AMS has also detected antiprotons, the antimatter version of a proton, and positrons, which are the antimatter version of electrons. Both of these types of antimatter likely form during the collision of cosmic rays. The instrument has also detected some of the heaviest forms of antimatter, including antihelium, anticarbon, and antioxygen—particles whose origins are still relatively unknown. Together, these discoveries have shed new light on the composition of our universe.
“The shocking thing is that not a single result can be explained by the current theoretical model,” Nobel laureate and physicist Samuel Ting, who is a professor at the Massachusetts Institute of Technology and leads the AMS experiment, tells Popular Mechanics.
The idea for the AMS experiment came to Ting on a stroll through the gardens of his home in Geneva, Switzerland, shortly after plans for another project (the Superconducting Super Collider) fell through. Several members of congress—including current NASA Administrator Sen. Bill Nelson—successfully lobbied on behalf of the AMS. In 2011, it finally launched aboard the space shuttle Endeavor.
AMS is the most precise instrument of its kind to operate in space. It’s composed of a permanent magnet, which generates a magnetic field roughly 3,000 times stronger than that of Earth, and warps the pathway of incoming particles so that they can feed directly into the instrument’s eight detectors. These detectors measure everything from the particle’s charge, to its speed and direction. These data help scientists back on Earth identify the particles that pass through. Operating from the ISS (as opposed to on Earth’s surface) allows the machine to make extremely accurate measurements, says Ting.

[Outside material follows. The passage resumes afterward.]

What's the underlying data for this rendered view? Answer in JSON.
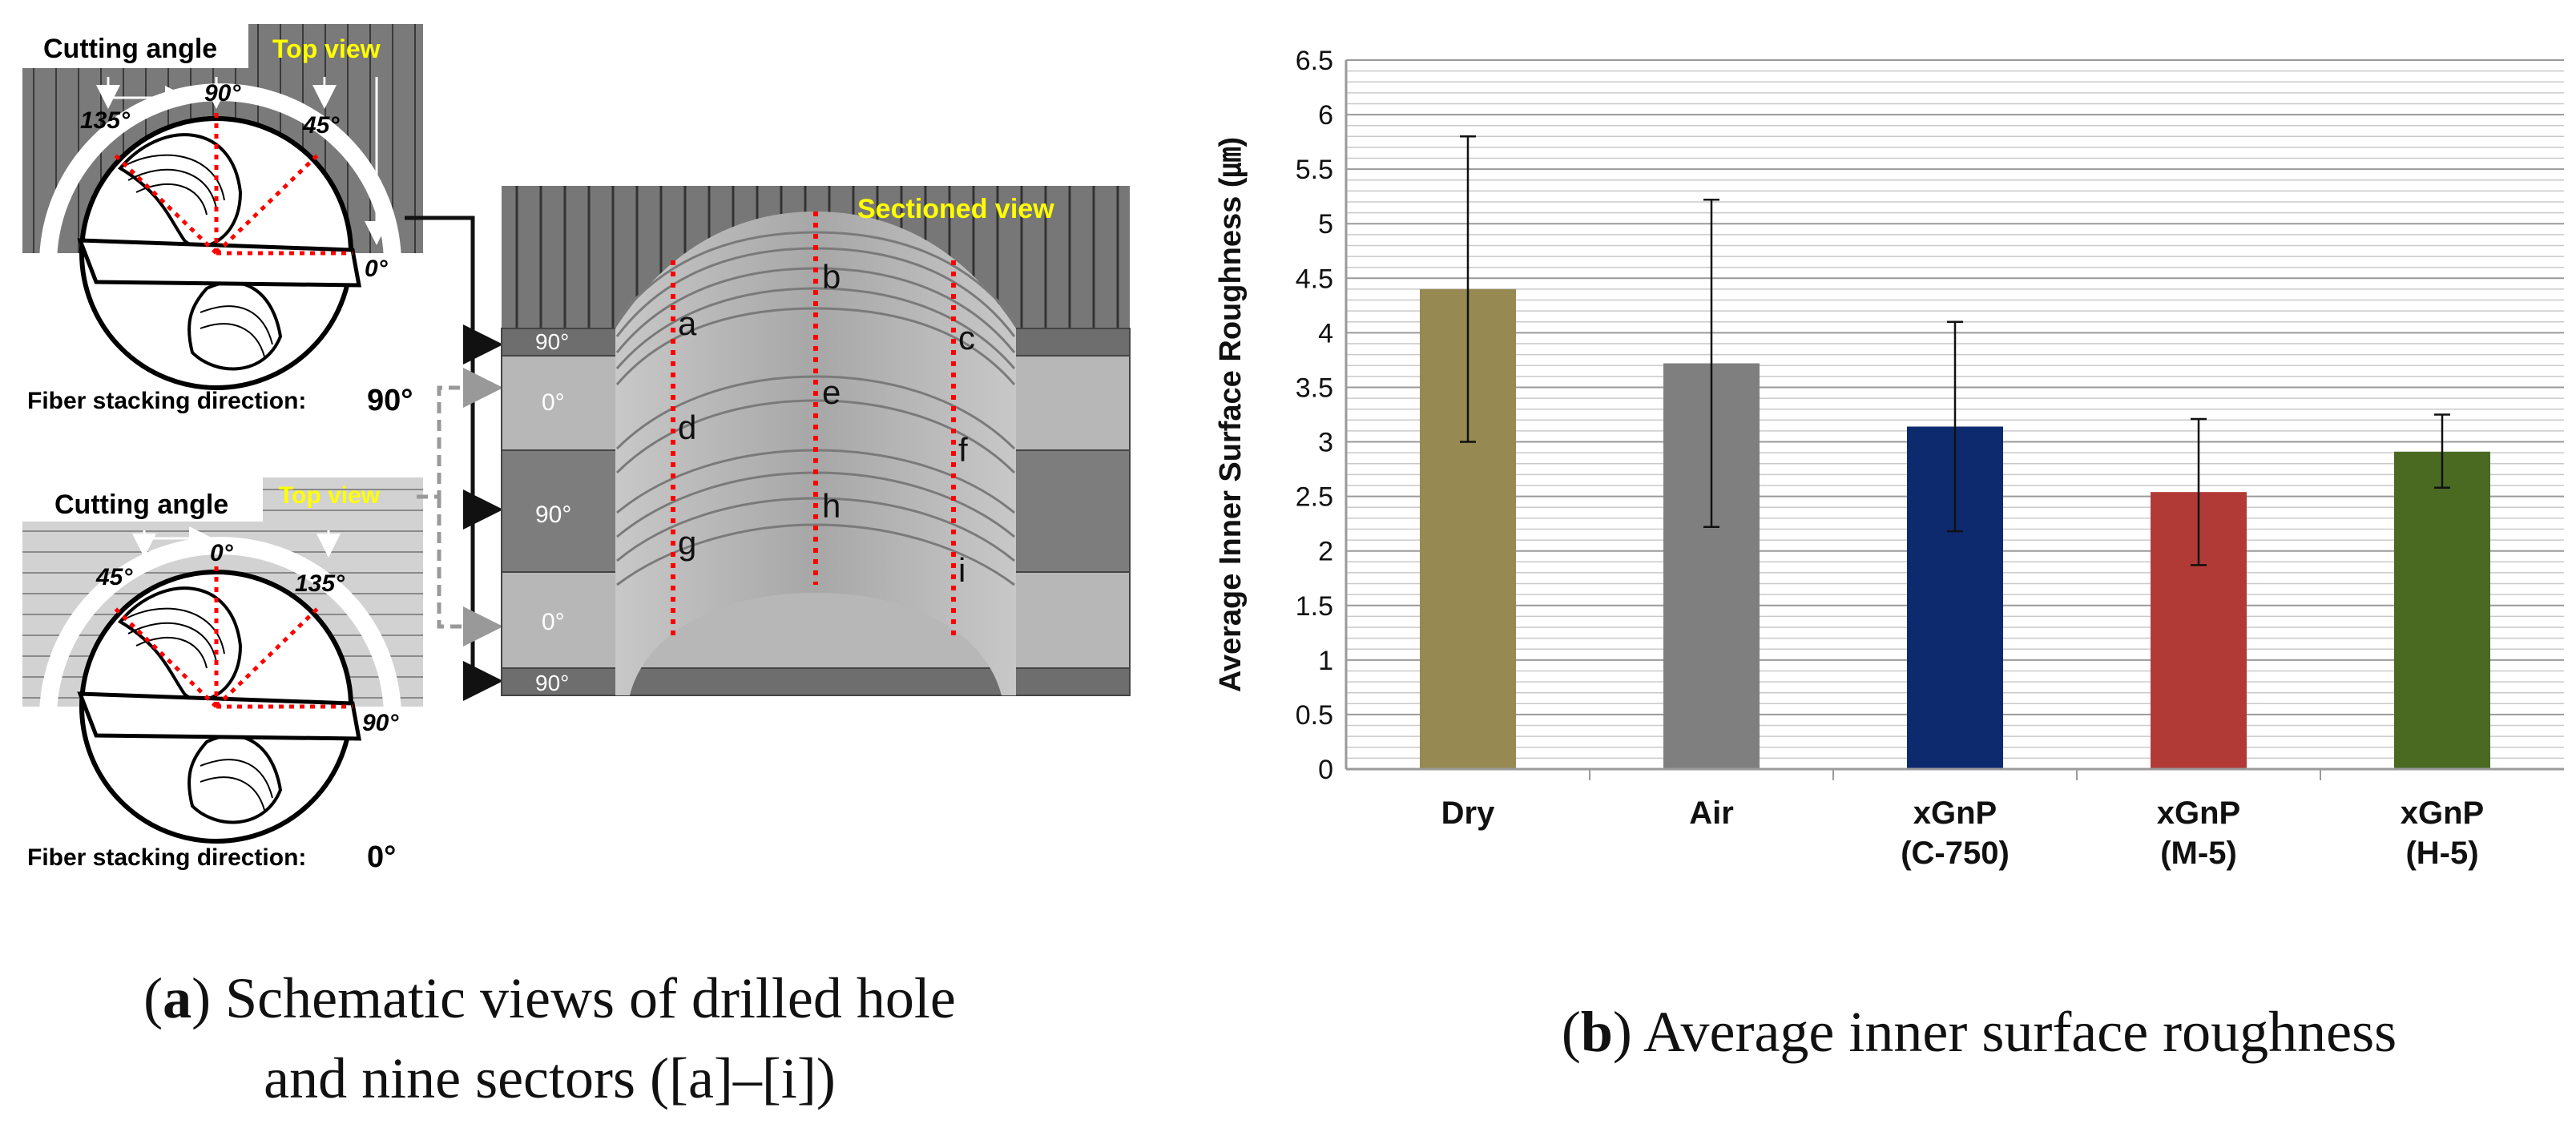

Ting says the project will go on until the space station retires in the next decade. “Eventually, with this accurate, comprehensive data, a theory should be developed to understand our lessons,” he says.
Some moments of the documentary are legitimately heart-pounding (one episode details a terrifying 2018 incident in which an astronaut and cosmonaut riding aboard a Russian Soyuz rocket had their mission aborted shortly after launch), but it’s fairly light on the science. Regardless, it’s a phenomenal introduction to a mission that has helped us make better sense of our mysterious universe.